María Marván Laborde
Excélsior
18/08/2016
Toda la verdad y nada más que la verdad, con la ayuda de Dios. Este juramento tan trillado en películas estadunidenses tiene sentido por el valor ético, más allá de lo legal, que le concede esa sociedad a la verdad y la condena a la mentira.
Entonces surge la pregunta obvia, ¿por qué mintió el nadador Ryan Lochte a las autoridades brasileñas? La respuesta es sencilla, porque consideró que en Brasil podía salirse con la suya. Podemos intuir que actuó con gran desprecio a la policía y demás autoridades cariocas; nunca consideró que el sistema estuviese preparado para descubrir su mentira y mucho menos para sancionarla.
Los mexicanos solemos hacer, con relativa frecuencia, la pregunta inversa, ¿por qué cuando cruzamos la frontera norte nos “transformamos” y obedecemos la ley, seguimos las reglas? Porque sabemos, por experiencia propia o ajena, que la probabilidad de que te cachen es muy alta y en esos casos cuesta muy caro violar la ley, aunque sea el reglamento de tránsito.
La mentira, el fraude, la disposición a la corrupción o, por el contrario, la honestidad, no están en el ADN de las personas, están en la estructura sistémica. Mientras que la sociedad mexicana tiene un vergonzoso nivel de tolerancia a la mentira y al robo, la sociedad norteamericana los condena. No es que no haya mentirosos entre ellos, es que hay un acuerdo social que los repudia y un sistema legal que los castiga.
Por la vandalización de la gasolinera y sin ir a juicio, Lochte ya perdió a cuatro de sus patrocinadores. Speedo, Gentle Hair Removal y Air Wave han anunciado que cancelarán sus contratos; Ralph Lauren no se lo renovará. El comunicado oficial de Speedo sentencia: “No podemos aceptar un comportamiento contrario a los valores de la marca”.

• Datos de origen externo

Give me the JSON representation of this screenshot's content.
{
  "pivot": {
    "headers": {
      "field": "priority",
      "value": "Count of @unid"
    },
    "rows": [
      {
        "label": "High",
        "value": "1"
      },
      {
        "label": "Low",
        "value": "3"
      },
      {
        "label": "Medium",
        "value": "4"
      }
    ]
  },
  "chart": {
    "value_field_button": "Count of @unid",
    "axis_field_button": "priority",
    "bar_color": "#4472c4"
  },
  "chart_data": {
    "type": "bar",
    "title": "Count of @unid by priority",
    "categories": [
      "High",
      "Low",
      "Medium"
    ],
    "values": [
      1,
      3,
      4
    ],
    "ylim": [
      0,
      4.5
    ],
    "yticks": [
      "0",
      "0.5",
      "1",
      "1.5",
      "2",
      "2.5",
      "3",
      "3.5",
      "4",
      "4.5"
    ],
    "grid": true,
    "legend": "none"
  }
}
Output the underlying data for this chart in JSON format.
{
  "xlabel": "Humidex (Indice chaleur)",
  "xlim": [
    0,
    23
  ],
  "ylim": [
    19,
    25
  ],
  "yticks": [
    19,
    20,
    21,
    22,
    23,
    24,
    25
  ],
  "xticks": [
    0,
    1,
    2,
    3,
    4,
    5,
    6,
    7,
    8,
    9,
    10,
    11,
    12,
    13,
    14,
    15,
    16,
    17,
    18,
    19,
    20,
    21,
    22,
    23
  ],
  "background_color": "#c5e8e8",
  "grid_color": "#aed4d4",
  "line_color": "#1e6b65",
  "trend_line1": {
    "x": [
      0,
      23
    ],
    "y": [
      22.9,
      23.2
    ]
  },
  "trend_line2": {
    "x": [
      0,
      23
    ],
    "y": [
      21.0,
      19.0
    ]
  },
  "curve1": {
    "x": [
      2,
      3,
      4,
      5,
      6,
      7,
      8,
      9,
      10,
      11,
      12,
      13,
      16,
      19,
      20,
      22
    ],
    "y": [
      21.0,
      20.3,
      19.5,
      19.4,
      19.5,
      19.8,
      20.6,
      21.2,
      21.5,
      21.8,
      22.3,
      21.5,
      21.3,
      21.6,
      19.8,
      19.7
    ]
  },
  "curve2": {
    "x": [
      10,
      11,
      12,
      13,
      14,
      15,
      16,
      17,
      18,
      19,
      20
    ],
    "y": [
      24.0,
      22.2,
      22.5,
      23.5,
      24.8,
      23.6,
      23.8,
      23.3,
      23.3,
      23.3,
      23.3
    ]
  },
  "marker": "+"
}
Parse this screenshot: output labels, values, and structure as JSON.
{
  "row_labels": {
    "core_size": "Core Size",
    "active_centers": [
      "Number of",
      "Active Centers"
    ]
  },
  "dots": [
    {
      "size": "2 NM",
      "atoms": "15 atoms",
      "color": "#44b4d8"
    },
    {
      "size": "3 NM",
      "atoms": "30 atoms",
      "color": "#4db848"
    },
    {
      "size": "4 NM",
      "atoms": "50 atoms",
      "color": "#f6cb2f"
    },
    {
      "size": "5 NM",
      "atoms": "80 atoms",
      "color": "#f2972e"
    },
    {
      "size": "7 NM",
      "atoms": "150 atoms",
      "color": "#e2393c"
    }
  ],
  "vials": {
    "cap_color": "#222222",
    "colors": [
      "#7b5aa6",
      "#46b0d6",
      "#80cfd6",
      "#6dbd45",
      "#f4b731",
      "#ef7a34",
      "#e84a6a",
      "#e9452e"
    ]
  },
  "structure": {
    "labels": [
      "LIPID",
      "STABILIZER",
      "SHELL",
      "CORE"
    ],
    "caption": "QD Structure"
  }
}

Los memes lo ridiculizan como Pinocho, no lo pintan como borrachín ni lo condenan por hooligan. El corazón de la indignación está en haber mentido a las autoridades. El castigo social es más fuerte que el penal. Su carrera deportiva se acabó con una mentira. ¡A ver quién se atreve!
Los mexicanos solemos burlarnos cuando nos piden que juremos estar diciendo la verdad. Cuántas veces no ridiculizamos los formatos de migración que nos hacen firmar “bajo protesta de decir verdad” que no estamos transportando más de diez mil dólares en efectivo. Hemos escuchado en más de una ocasión: ¡Qué inocentes! ¡Ya parece que alguien que los traiga lo va a declarar!
Aunque en nuestro país es un delito tipificado en el Código Penal el falso testimonio, no le tenemos el más mínimo respeto. Muchos abogados penalistas entrenan a testigos para mentir, esto es parte de la podredumbre del sistema penal.
En Estados Unidos es a la inversa, el sistema está hecho para detectar el perjurio, la sanción es alta y muy probable. Más grande fue el problema de Bill Clinton por mentiroso que por coscolino. Hay una conciencia social de que la mentira bajo juramento no sólo lastima un proceso judicial, se perjudica la institucionalidad y se quiebra la confianza social, es decir, se mina la legitimidad del sistema.
Eso permite que el sistema legal entero parta de la confianza en los individuos. En principio te creo… Ah, pero eso sí… si me mientes te castigo severamente. El sistema legal mexicano parte del supuesto opuesto. Sólo te puedo creer si me demuestras que no eres mentiroso, te acredito si me compruebas que existes, te pago si certificas que efectivamente te presentas a trabajar, te cambio dólares si me convences de no ser narcotraficante, te devuelvo impuestos si tengo pruebas de que no eres evasor, etcétera. La complejidad de nuestro sistema electoral tiene sus raíces en la desconfianza.
La ética social está quebrada y todos los días alimentamos la incredulidad. Desde el sistema escolar consentimos la deshonestidad, copiar en un examen o plagiar un trabajo es común. Profesores cómplices no denuncian porque no leen. Encubrimiento mutuo. Patrón contrario al que fomenta el whistleblower (delator interno) tan extendido en Estados Unidos. Cuando un estudiante es cachado en un fraude, sus primeros defensores son sus padres: ¡Bájele, director! ¡Ni que fuera para tanto! Fue un error de juventud. Un problema de estilo.